La storia del prodotto è assai difficile da tracciare dato che vi sono diversi gruppi etnici, anche nella confinante India, che se ne attribuiscono l’invenzione: molto probabilmente però le popolazioni che, nel corso dei secoli, hanno abitato questi territori sapevano fermentare i liquidi già nell’ 8000a.C.
Il primo passaggio per la preparazione prevede che il riso (si utilizza quello ad elevato contenuto di glutine) venga pulito sciacquandolo più volte con l’acqua: in seguito, viene cotto e distribuito su tappetini realizzati col bamboo, oppure nelle foglie di banano per essere scolato.
A questo punto viene aggiunto l’humao (una botanica) al riso: si tratta di uno starter tradizionale realizzato con farina di riso e corteccia di Albizia (pianta molto diffusa in Asia) grattugiata che inizia la fermentazione la quale dura più giorni a seconda della stagione.
Quando il riso comincia a rilasciare del liquido zuccherino, questo viene preso e trasferito all’interno di coni chiamati khulu i quali vengono sistemati sopra a dei recipienti che dovranno raccogliere tutto il liquido che cola: una volta compiuta la colatura, la birra tradizionale è pronta per essere servita e consumata.

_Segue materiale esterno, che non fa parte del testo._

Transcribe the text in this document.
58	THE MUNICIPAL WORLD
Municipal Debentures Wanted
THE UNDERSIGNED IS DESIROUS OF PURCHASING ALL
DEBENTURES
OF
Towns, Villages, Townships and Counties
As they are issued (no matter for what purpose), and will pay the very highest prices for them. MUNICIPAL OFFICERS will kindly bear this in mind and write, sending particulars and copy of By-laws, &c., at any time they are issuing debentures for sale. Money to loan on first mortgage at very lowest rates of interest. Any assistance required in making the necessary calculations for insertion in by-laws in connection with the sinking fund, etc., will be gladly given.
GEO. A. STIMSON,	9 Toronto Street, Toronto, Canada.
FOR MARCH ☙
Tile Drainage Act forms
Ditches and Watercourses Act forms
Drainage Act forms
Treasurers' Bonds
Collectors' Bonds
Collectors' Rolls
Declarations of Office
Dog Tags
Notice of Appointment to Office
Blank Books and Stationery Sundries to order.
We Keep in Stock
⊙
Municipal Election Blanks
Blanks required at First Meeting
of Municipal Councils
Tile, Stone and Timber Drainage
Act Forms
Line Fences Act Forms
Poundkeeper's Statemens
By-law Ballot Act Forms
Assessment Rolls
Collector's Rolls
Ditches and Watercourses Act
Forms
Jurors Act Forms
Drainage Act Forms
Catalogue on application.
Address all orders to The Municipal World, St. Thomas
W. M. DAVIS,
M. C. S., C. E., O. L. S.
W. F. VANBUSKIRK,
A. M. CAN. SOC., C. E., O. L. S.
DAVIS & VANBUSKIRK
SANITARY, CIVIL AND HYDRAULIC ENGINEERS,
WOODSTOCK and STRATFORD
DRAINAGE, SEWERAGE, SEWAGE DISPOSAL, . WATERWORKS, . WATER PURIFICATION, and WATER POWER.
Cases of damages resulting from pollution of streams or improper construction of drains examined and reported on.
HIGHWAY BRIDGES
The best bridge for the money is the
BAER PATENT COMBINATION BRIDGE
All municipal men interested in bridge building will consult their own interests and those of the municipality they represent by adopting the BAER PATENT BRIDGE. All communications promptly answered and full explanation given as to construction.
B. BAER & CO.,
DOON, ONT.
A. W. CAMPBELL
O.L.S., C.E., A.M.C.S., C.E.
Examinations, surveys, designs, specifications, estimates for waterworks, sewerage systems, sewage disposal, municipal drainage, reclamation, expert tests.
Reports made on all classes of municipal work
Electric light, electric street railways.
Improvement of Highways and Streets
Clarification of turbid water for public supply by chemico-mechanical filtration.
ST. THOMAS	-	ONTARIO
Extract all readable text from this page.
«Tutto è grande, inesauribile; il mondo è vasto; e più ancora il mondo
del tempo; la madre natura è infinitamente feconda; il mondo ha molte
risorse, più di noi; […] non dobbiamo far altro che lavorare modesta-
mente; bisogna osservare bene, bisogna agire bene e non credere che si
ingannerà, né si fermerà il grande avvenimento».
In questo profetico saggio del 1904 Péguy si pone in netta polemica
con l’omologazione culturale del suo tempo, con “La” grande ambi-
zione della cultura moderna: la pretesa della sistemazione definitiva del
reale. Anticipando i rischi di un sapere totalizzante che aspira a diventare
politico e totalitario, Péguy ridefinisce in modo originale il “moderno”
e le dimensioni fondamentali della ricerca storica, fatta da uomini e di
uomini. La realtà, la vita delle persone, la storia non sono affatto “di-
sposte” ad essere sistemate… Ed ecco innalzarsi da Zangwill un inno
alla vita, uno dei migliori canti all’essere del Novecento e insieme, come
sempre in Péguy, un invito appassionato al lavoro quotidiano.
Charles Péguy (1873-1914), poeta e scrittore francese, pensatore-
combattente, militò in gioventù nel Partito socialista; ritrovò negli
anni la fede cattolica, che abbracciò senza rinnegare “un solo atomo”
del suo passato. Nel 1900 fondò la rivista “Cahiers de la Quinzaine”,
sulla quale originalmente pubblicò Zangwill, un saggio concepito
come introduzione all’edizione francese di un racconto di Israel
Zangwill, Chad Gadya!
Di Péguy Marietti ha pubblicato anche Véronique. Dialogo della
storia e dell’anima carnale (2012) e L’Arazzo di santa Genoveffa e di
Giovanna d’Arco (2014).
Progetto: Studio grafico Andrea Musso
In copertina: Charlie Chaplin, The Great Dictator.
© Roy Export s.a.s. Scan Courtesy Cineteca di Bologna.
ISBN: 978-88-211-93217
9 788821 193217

Viene realizzato in occasione di feste religiose, oppure di matrimoni e funerali, per essere bevuto durante i pasti; quando nasce un bambino inoltre il neo padre bagna le labbra del neonato con delle gocce di questa bevanda per tenerlo lontano dalla cattiva sorte.
Un infuso assai popolare in questo territorio, invece, è il tè a base di burro di yak (o bovino tibetano), elemento che conferisce molta energia calorica, motivo per cui è particolarmente adatto alle alte quote dell’Himalaya e alle sue rigide temperature invernali.
Secondo alcune usanze tibetane, questa bevanda deve essere consumata in sorsi separati e, dopo ciascuno di essi, l’ospite riempie la ciotola fino all’orlo: motivo per cui non viene mai bevuto completamente il contenuto della coppa essendo questa costantemente rabboccata per tutta la durata del banchetto.
In Bhutan, inoltre, ha origine antichissime la produzione delle antenate delle moderne birre (si parla di migliaia di anni: anche dalle pendici della catena montuosa più elevata del pianeta arriva quindi una testimonianza di come queste abbiano sempre rivestito grande importanza nella storia dell’uomo) e ancora oggi qui vengono preparate due bevande fermentate, alle quali si sono aggiunte le moderne produzioni.
Il frumento, o un altro cereale coltivato localmente, viene fatto bollire in acqua. Una volta cotto, è messo ad asciugare al sole: successivamente è ricoperto con dei pezzi di lievito precedentemente sbriciolato (Phab) e chiuso in un contenitore. Da questa prima fermentazione nasce il ‘Sin Chang’, corposo e molto alcolico, che si consuma tiepido.
Quando ai chicchi fermentati viene aggiunta altra acqua e poi si procede alla loro pressatura, invece, si ottiene il ‘Bang Chang’, più leggero e torbido: entrambe queste birre ancestrali hanno un gusto tendenzialmente acido, con spiccate note fruttate ed un aroma assai deciso.
Il consumo di queste due bevande tradizionali, al giorno d’oggi, è legato soprattutto a rituali religiosi e cerimonie come i matrimoni: sono prodotte in casa dalle donne e non possono essere commercializzate ma devono essere sempre offerte agli ospiti, soprattutto quelli che giungono da lontano, per fargli apprezzare autentici sorsi di cultura e tradizione bhutanese.